Forfeiture reform bill makes warranted changes
Police and prosecutors are complaining loudly about a bill that would rein in the practice of property seizures in drug and other felony investigations.
The bill would limit their ability to combat a crime, they say. These officers of the law seem oblivious to the fact that seizures themselves border on the criminal or unconstitutional.
It’s a wonder the seizure practice wasn’t struck down in a court before it ever became a legislative issue.
But now state Rep. Shawn Mitchell, R-Broomfield, has introduced House Bill 1404. It would reform Colorado’s law by, among other things, generally preventing forfeiture until a conviction is obtained. At present, seizures can occur even before a suspect is charged.
The bill also would shift the burden of proof to governments to justify seizures, as opposed to the burden being on the accused to stop them. It makes prosecutors prove a strong link between confiscated property and the crime.

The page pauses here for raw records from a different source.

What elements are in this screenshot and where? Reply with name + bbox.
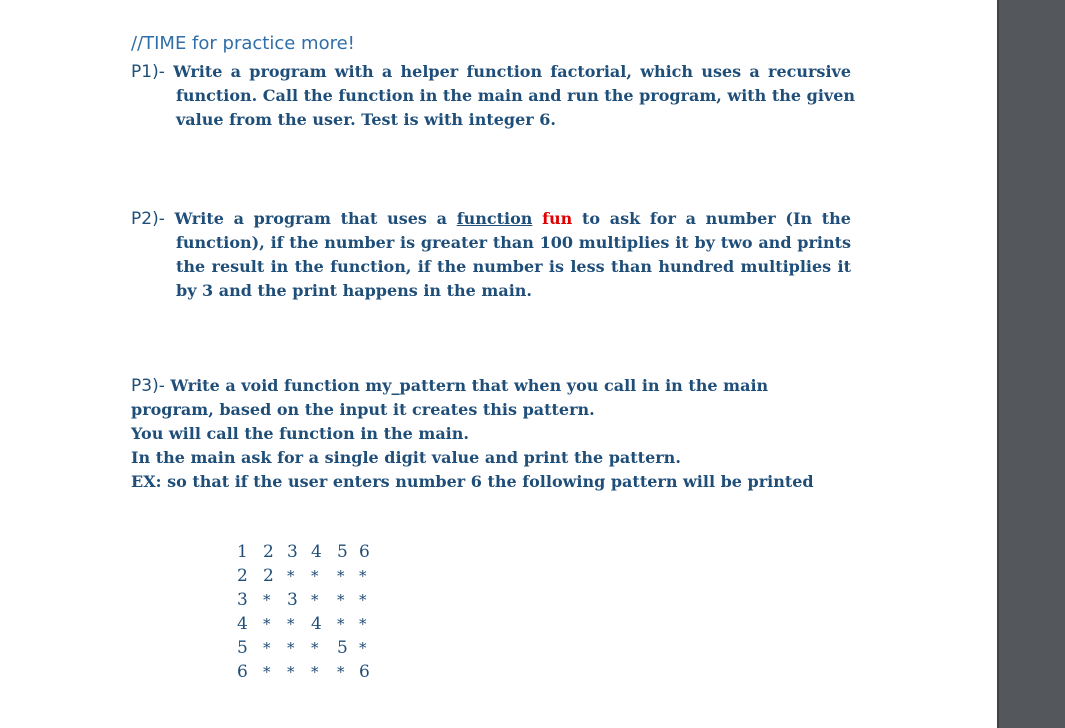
pattern-number: 2: [263, 566, 274, 586]
problem-3-label: P3)-: [131, 376, 165, 396]
problem-3-text-1: Write a void function my_pattern that when you call in in the main: [164, 376, 769, 395]
pattern-star: *: [337, 663, 345, 681]
pattern-star: *: [359, 567, 367, 585]
pattern-number: 6: [237, 662, 248, 682]
pattern-star: *: [287, 615, 295, 633]
problem-1-line-2: function. Call the function in the main and run the program, with the given: [176, 86, 856, 105]
section-heading: //TIME for practice more!: [131, 33, 355, 54]
pattern-star: *: [311, 663, 319, 681]
pattern-star: *: [263, 663, 271, 681]
pattern-star: *: [287, 639, 295, 657]
problem-1-line-3: value from the user. Test is with integer 6.: [176, 110, 556, 129]
problem-1-text-1: Write a program with a helper function factorial, which uses a recursive: [164, 62, 851, 81]
problem-1: [131, 60, 856, 132]
problem-1-label: P1)-: [131, 62, 165, 82]
pattern-number: 5: [337, 638, 348, 658]
pattern-number: 4: [311, 614, 322, 634]
pattern-number: 3: [287, 542, 298, 562]
problem-3-line-5: EX: so that if the user enters number 6 the following pattern will be printed: [131, 472, 814, 491]
problem-2-space: [532, 209, 542, 228]
pattern-number: 2: [263, 542, 274, 562]
pattern-star: *: [287, 567, 295, 585]
pattern-number: 3: [237, 590, 248, 610]
fun-keyword: fun: [542, 209, 573, 228]
sidebar-edge: [997, 0, 999, 728]
problem-3-line-1: [131, 374, 851, 398]
problem-3-line-4: In the main ask for a single digit value and print the pattern.: [131, 448, 681, 467]
problem-3-line-2: program, based on the input it creates this pattern.: [131, 400, 595, 419]
pattern-star: *: [337, 567, 345, 585]
pattern-number: 6: [359, 542, 370, 562]
pattern-star: *: [359, 615, 367, 633]
pattern-star: *: [311, 639, 319, 657]
pattern-star: *: [263, 591, 271, 609]
pattern-star: *: [263, 639, 271, 657]
pattern-number: 2: [237, 566, 248, 586]
problem-2-text-1a: Write a program that uses a: [164, 209, 457, 228]
pattern-number: 5: [337, 542, 348, 562]
function-keyword: function: [456, 209, 533, 228]
viewer-sidebar: [997, 0, 1065, 728]
problem-2-line-3: the result in the function, if the number is less than hundred multiplies it: [176, 257, 851, 276]
problem-2-line-1: [131, 207, 851, 231]
pattern-number: 6: [359, 662, 370, 682]
pattern-star: *: [263, 615, 271, 633]
problem-2-text-1b: to ask for a number (In the: [572, 209, 851, 228]
pattern-number: 4: [311, 542, 322, 562]
problem-3-line-3: You will call the function in the main.: [131, 424, 469, 443]
pattern-star: *: [337, 591, 345, 609]
pattern-star: *: [287, 663, 295, 681]
pattern-star: *: [359, 639, 367, 657]
pattern-star: *: [359, 591, 367, 609]
problem-2-label: P2)-: [131, 209, 165, 229]
problem-1-line-1: [131, 60, 851, 84]
pattern-number: 5: [237, 638, 248, 658]
problem-2-line-2: function), if the number is greater than 100 multiplies it by two and prints: [176, 233, 851, 252]
problem-3: [131, 374, 851, 494]
pattern-star: *: [311, 591, 319, 609]
problem-2: [131, 207, 851, 303]
pattern-number: 3: [287, 590, 298, 610]
pattern-number: 1: [237, 542, 248, 562]
pattern-number: 4: [237, 614, 248, 634]
pattern-star: *: [337, 615, 345, 633]
pattern-star: *: [311, 567, 319, 585]
problem-2-line-4: by 3 and the print happens in the main.: [176, 281, 532, 300]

As it stands, criminal suspects aren’t automatically entitled to recover their property even if acquitted, because the seizure occurs under a civil rather than a criminal procedure. The civil action means additional costs for them, and sometimes the property already has been auctioned off by the time an acquittal occurs.
Horror stories about the forfeiture law abound.
Forfeiture proceeds go to law enforcement agencies. Mitchell says that gives police inappropriate incentives to make arrests.
Some of the proceeds go to valid purposes, such as cars used for undercover work. Cash seized, or raised through forfeiture auctions, helps fund enforcement.
But there also are tales of forfeiture revenues paying for pizzas and Christmas parties, and a seized hot tub ending up in a sheriff’s house.
The law, originally aimed at drug offenses, has been expanded to all felonies. As a result, if a man uses the family car while soliciting a prostitute, for example, the car can be confiscated, punishing not just the man but his family.
Former state Rep. Jerry Kopel tells of a 1990 case in which a sheriff tried to seize the house where a man was charged with committing incest with his daughter. Thus, the girl would be victimized twice by being made homeless, Kopel said. The sheriff was thwarted only when outraged citizens paid what he wanted for the house.
Defenders of the law dispute the level of abuses going on, saying procedures have been tightened up. But part of the problem is that there’s been little accounting for forfeiture proceeds. Most law enforcement authorities haven’t filed the required annual forfeiture report.
Mitchell’s bill would tighten reporting procedures. It also specifies other recipients for the proceeds, such as treatment programs, and innocent family members and other co-owners who now suffer from a relative’s actions.
Law enforcement still would receive some proceeds, because some revenues would go to local jurisdictions where forfeitures occur.
Forfeiture laws are an earnest but overreaching element of the nation’s war on drugs.
Two years ago, Congress recognized that things had gone too far, and passed a law curbing the practice. New Mexico and Nevada’s legislatures and Utah and Oregon voters have done the same.
Many police and prosecutors in Colorado object to the bill, saying the proposed reforms would cripple enforcement operations because they rely heavily on resources obtained through forfeiture. But the ends don’t justify the means.
This newspaper would never sanction funding of law enforcement through theft. But forfeitures can come close to being just that, and reform is well-warranted.